A senior officer from the department told TNM that prima facie the draft rules seem to be a way to circumvent existing rules and Supreme Court orders on conserving eco-sensitive zones.

“At the most, we can experiment and join some corridors like between Brahmagiri and Nagarhole where there is an estate. Maybe, that will perhaps be of use and enable free movement of animals. But then if this is done all around, then rich people can buy 200 acres of land, and plant some trees and ask permission to build resorts. This is not advisable at all. This seems like a circumvention of rules. We cannot make this as a policy,” the senior officer said.

“Some politicians or their benamis own large parcels of lands adjoining protected areas, once owned by small farmers. But after these areas were notified as eco sensitive zones, they are not able to use these lands commercially. This new law is to legalise the existing regulations on land usage adjoining protected areas by the people in power,” an ecologist who has knowledge of the draft ruled told TNM on conditions of anonymity.

“Suppose a big resort is set up over five acres, and a lot of people come there, what will be the effect on wildlife? How safe is it to hold the private sector responsible for elephant corridors or places where there are recurrent man-animal conflicts?” the person added.

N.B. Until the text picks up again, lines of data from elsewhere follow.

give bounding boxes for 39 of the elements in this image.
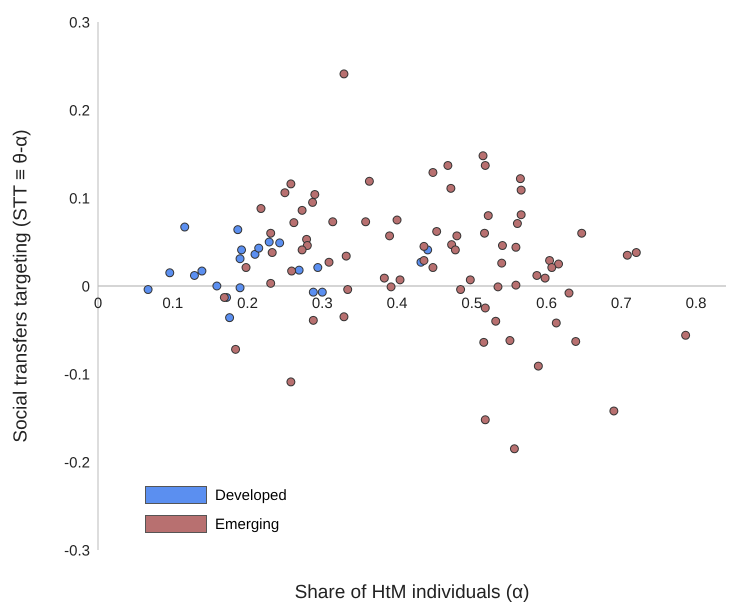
legend-label: Emerging	[215, 516, 280, 532]
x-tick-label: 0.3	[312, 295, 333, 312]
y-tick-label: 0.1	[69, 190, 90, 208]
point	[275, 238, 284, 248]
point	[190, 270, 199, 280]
point	[264, 238, 274, 246]
x-tick-label: 0.2	[237, 295, 258, 312]
y-tick-label: 0.3	[69, 14, 90, 32]
point	[237, 245, 246, 254]
point	[225, 313, 234, 322]
y-tick-label: 0	[82, 278, 90, 296]
point	[250, 250, 260, 259]
y-tick-label: -0.1	[64, 366, 90, 384]
x-tick-label: 0.6	[536, 295, 557, 312]
point	[180, 222, 190, 232]
point	[144, 285, 153, 294]
x-tick-label: 0.7	[610, 295, 632, 312]
point	[236, 254, 245, 264]
point	[318, 288, 327, 297]
point	[308, 288, 318, 297]
x-axis-title: Share of HtM individuals (α)	[294, 582, 530, 603]
point	[236, 283, 245, 292]
point	[313, 263, 322, 272]
x-tick-label: 0.5	[461, 295, 482, 312]
y-tick-label: -0.3	[64, 542, 90, 560]
x-tick-label: 0.1	[162, 295, 184, 312]
legend-label: Developed	[215, 486, 287, 504]
y-axis-title: Social transfers targeting (STT ≡ θ-α)	[10, 129, 32, 443]
point	[197, 266, 206, 276]
point	[233, 225, 242, 234]
point	[165, 268, 174, 278]
x-tick-label: 0	[94, 295, 102, 312]
y-tick-label: 0.2	[69, 102, 90, 120]
x-tick-label: 0.8	[686, 295, 707, 312]
point	[254, 244, 264, 253]
x-tick-label: 0.4	[386, 295, 408, 312]
point	[212, 282, 222, 290]
point	[294, 266, 304, 275]
y-tick-label: -0.2	[64, 454, 90, 472]
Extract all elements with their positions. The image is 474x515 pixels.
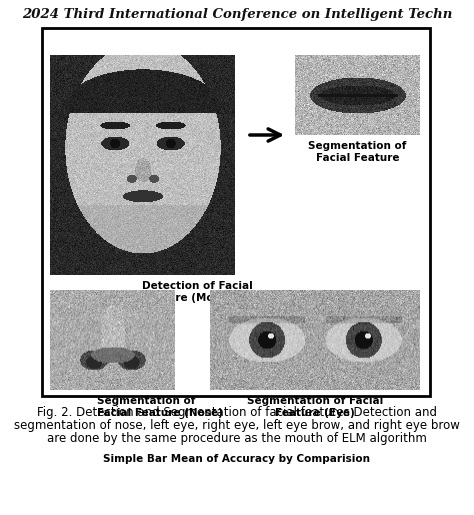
Text: Segmentation of
Facial Feature (Nose): Segmentation of Facial Feature (Nose) [98,396,223,418]
Text: 2024 Third International Conference on Intelligent Techn: 2024 Third International Conference on I… [22,8,452,21]
Text: segmentation of nose, left eye, right eye, left eye brow, and right eye brow: segmentation of nose, left eye, right ey… [14,419,460,432]
Text: Detection of Facial
Feature (Mouth): Detection of Facial Feature (Mouth) [143,281,253,303]
Text: are done by the same procedure as the mouth of ELM algorithm: are done by the same procedure as the mo… [47,432,427,445]
Text: Simple Bar Mean of Accuracy by Comparision: Simple Bar Mean of Accuracy by Comparisi… [103,454,371,464]
Text: Fig. 2. Detection and Segmentation of facial features Detection and: Fig. 2. Detection and Segmentation of fa… [37,406,437,419]
Bar [96,178,192,216]
Text: Segmentation of Facial
Feature (Eye): Segmentation of Facial Feature (Eye) [247,396,383,418]
Text: detection: detection [122,193,167,201]
Text: Segmentation of
Facial Feature: Segmentation of Facial Feature [308,141,407,163]
Bar [42,28,430,396]
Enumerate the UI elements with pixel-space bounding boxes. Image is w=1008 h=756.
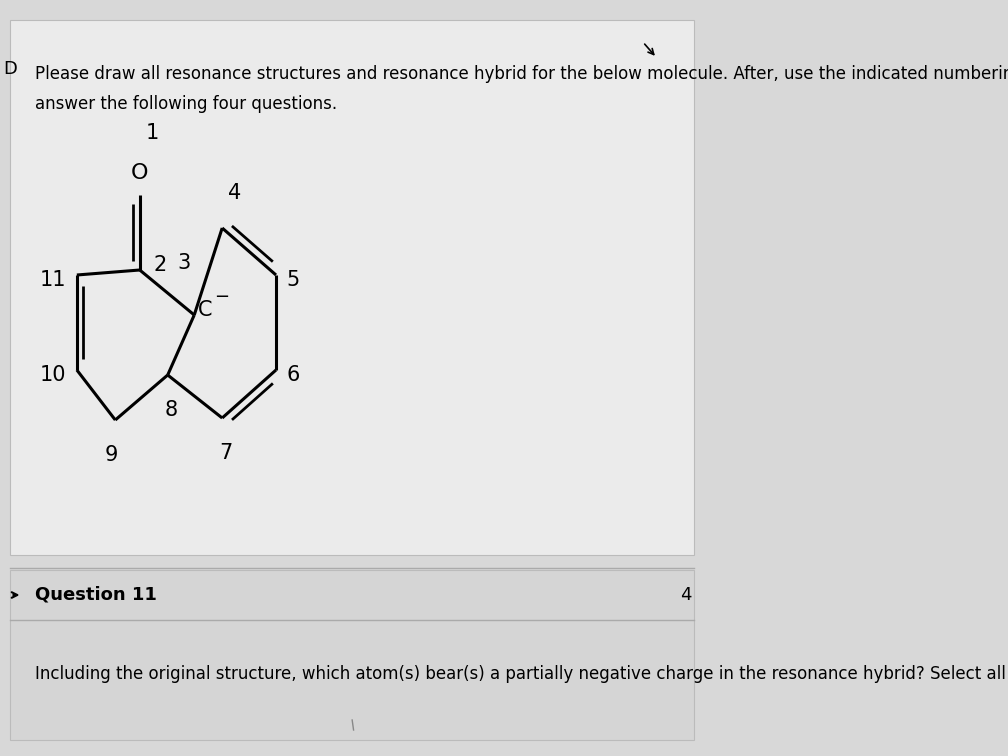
Text: Question 11: Question 11: [35, 586, 157, 604]
Text: −: −: [214, 288, 229, 306]
Text: Including the original structure, which atom(s) bear(s) a partially negative cha: Including the original structure, which …: [35, 665, 1008, 683]
Text: 11: 11: [40, 270, 67, 290]
Text: Please draw all resonance structures and resonance hybrid for the below molecule: Please draw all resonance structures and…: [35, 65, 1008, 83]
Text: 3: 3: [177, 253, 191, 273]
Text: 1: 1: [146, 123, 159, 143]
Text: 5: 5: [286, 270, 299, 290]
Text: 8: 8: [164, 400, 177, 420]
Text: 6: 6: [286, 365, 299, 385]
Text: C: C: [198, 300, 213, 320]
FancyBboxPatch shape: [10, 570, 694, 740]
Text: O: O: [131, 163, 148, 183]
Text: answer the following four questions.: answer the following four questions.: [35, 95, 337, 113]
Text: 4: 4: [228, 183, 241, 203]
Text: 2: 2: [154, 255, 167, 275]
Text: 10: 10: [40, 365, 67, 385]
Text: 4: 4: [680, 586, 691, 604]
FancyBboxPatch shape: [10, 20, 694, 555]
Text: 7: 7: [219, 443, 232, 463]
Text: D: D: [3, 60, 17, 78]
Text: 9: 9: [105, 445, 119, 465]
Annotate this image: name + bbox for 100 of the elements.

Moreover, many feel infrastructural work in these eco-sensitive zones will inadvertently disturb existing wildlife.

According to sources, the idea was first proposed in 2016, and there were inter-departmental discussions.

“Last year the proposal came up within the department, and then it went to Law and Parliamentary Affairs department. Once it came back, many of us said that there is a need for open discussions on this as things were done in an opaque manner,” the forest officer added.

The officer added that to implement the rules, which are full of loopholes, will be difficult given that existing government managed forest cover in the state is shrinking year after year.

 Another eco-conservationist volunteer termed this as a “matter of shame”.

“They are inviting builders, resort owners, coffee sellers to own private forests because some minister has his land around the forest. The new draft has to come to public domain before it is notified. This is a scary scenario where the resort owner is made responsible for the safety of wildlife.”

However, another IFS officer of Deputy Conservator of Forest rank, said that regardless of the loopholes in the existing draft, it needs to be explored stating it is “much more practical”.

“We know what is happening in Bannerghatta, mining is happening right in the forest area. So these rules will try to achieve some sort of middle ground where we do not allow it to go fully commercial and at the same time ownership of the land remains with the owner but the forests are saved,” the officer said,

 A workshop will be held on Monday (June 25) where forest officials, resort owners, former forest conservators and volunteers will deliberate on the rules. To prevent further progress, in this case, activists have appealed to CM HD Kumaraswamy.

“We will have to consider the opinion of the experts, wildlife enthusiasts, and all those who are attending the workshop and a decision will be taken based on the talks. The majority opinion will be communicated to the government,” Sridhar Punnati, Principal Chief Conservator of Forests (Wildlife) told TNM.